5. The high-precision vacuum laminating method according to claim 4, characterized in that: the heating assembly (23) is further arranged below the second attaching platform (22), and a sealing ring is arranged on the first sealing box body (11) and/or the second sealing box body (21).

6. The high-precision vacuum bonding method according to claim 5, characterized in that: in the step (a), if the pressure sensor at the pressure output end of the second air cylinder (14) displays a pressure value before the first sealed box body (11) and the second sealed box body (21) are sealed in a fitting manner, the assembly error between the first cavity assembly (10) and the servo driving assembly (40) is large, and reassembly is required; in the step (b), if the distance H between the CG cover plate and the panel is greater than a preset value, it indicates that the assembly error between the first cavity assembly (10) and the servo drive assembly (40) is large, and reassembly is required; and when the joint point position is searched in the step (b), whether the required joint point position is reached is judged in an auxiliary mode through the reading change of the pressure sensor.

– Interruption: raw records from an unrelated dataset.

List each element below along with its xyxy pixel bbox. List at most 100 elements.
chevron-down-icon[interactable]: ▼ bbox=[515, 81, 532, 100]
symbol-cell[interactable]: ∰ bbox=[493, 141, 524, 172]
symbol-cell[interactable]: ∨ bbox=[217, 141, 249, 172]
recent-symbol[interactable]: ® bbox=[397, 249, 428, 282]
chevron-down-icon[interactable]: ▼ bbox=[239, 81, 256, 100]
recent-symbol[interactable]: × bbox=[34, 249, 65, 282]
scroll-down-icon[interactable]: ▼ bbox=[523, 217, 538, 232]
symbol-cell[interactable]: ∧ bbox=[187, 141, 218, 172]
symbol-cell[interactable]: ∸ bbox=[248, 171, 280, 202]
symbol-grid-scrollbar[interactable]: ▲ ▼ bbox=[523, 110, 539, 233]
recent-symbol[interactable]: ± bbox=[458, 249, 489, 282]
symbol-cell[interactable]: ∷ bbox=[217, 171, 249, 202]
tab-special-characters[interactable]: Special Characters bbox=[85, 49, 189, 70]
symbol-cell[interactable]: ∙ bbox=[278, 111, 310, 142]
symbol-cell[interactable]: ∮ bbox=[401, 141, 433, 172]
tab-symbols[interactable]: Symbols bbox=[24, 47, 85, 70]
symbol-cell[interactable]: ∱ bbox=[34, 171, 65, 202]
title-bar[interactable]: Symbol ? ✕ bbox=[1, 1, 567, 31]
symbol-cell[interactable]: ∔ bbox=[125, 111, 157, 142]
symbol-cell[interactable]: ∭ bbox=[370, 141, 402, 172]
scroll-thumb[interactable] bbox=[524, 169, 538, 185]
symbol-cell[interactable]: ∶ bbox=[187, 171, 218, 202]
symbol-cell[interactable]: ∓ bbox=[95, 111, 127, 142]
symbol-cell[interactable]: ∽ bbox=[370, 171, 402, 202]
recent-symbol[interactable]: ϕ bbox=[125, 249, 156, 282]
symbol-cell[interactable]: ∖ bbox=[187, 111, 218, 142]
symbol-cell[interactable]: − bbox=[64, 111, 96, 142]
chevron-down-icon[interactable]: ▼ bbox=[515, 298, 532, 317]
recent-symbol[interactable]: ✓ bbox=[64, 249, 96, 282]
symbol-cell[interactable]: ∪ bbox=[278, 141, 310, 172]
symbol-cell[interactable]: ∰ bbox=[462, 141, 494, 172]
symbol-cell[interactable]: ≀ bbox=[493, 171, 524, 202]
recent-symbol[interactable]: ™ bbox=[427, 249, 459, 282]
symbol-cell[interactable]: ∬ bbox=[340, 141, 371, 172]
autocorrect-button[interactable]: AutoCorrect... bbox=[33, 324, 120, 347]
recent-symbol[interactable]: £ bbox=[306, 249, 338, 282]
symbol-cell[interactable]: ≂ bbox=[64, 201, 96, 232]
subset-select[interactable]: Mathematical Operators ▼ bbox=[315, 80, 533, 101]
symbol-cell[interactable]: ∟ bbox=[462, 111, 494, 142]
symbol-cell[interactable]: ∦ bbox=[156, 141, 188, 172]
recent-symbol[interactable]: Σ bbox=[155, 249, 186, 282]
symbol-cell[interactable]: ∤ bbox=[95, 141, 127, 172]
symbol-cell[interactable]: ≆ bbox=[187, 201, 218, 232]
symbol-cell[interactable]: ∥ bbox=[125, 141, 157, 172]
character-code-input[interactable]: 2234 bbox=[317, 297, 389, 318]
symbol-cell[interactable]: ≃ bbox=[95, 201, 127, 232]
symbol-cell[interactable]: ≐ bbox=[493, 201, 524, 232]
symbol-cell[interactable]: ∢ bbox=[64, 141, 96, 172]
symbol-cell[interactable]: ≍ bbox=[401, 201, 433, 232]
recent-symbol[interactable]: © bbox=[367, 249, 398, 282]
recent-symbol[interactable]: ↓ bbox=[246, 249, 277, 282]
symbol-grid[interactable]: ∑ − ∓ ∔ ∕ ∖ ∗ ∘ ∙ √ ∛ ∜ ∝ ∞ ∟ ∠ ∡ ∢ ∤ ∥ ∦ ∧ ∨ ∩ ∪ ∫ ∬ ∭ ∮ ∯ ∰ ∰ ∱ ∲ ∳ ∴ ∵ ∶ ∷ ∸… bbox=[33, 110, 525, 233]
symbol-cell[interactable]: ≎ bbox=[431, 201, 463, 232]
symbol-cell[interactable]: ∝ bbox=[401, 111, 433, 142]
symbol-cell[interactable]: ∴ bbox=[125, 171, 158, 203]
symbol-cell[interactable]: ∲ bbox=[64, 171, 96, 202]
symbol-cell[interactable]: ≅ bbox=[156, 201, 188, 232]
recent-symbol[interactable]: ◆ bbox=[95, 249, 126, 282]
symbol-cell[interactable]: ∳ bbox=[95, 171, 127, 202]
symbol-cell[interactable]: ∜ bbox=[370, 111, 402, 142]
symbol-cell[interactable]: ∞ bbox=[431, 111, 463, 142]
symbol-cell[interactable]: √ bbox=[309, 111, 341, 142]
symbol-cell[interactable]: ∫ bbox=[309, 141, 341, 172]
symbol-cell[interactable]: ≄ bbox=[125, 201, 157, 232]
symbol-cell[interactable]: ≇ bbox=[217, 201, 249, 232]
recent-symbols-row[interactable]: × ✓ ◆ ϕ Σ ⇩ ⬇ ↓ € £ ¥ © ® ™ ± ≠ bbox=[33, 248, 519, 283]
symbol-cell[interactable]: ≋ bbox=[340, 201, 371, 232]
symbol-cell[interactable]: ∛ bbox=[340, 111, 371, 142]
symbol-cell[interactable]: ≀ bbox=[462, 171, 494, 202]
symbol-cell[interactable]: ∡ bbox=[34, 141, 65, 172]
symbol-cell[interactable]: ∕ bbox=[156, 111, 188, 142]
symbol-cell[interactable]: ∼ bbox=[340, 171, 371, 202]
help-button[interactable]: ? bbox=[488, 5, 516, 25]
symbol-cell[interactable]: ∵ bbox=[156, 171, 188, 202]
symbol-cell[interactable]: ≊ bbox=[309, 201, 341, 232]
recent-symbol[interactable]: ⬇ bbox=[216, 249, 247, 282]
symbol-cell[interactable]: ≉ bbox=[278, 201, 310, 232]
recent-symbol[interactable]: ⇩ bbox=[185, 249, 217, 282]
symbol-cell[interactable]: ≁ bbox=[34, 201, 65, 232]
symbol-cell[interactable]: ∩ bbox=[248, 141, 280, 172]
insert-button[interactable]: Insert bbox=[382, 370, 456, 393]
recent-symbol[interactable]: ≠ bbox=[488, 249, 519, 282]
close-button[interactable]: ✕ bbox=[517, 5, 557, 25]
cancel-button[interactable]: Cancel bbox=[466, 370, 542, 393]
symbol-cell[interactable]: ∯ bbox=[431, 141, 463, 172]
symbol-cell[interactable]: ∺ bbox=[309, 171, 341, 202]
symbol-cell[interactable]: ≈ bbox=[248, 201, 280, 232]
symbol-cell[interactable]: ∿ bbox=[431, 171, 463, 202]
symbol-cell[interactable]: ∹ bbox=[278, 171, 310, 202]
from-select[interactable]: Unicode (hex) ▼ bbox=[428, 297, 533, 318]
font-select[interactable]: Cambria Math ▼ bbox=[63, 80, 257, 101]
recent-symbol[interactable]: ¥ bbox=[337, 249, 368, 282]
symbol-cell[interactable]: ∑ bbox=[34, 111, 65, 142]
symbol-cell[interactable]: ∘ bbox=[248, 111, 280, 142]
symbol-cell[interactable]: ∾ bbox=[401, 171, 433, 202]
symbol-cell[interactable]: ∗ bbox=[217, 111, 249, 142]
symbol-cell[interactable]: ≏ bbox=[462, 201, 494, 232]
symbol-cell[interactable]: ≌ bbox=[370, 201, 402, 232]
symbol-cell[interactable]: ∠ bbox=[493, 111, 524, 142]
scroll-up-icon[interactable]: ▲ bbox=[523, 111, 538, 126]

7. The high-precision vacuum bonding method according to claim 6, characterized in that: in the step (c), in the process that the servo driving assembly (40) drives the first cavity assembly (10) to continuously move to the pressure maintaining point position in the direction of the second cavity assembly (20), the bonding pressure is monitored in real time through the pressure sensor until the preset pressure value is reached, the servo driving assembly (40) stops moving, the point position is marked as the pressure maintaining point position, and in the subsequent bonding process, the pressure sensor is used for monitoring the change of the pressure value of the second air cylinder (14) in the pressure maintaining point position in real time.

8. The high-precision vacuum laminating method according to claim 7, characterized in that: the second applying platform (22) is heated by a heating component (23) when the products are applied.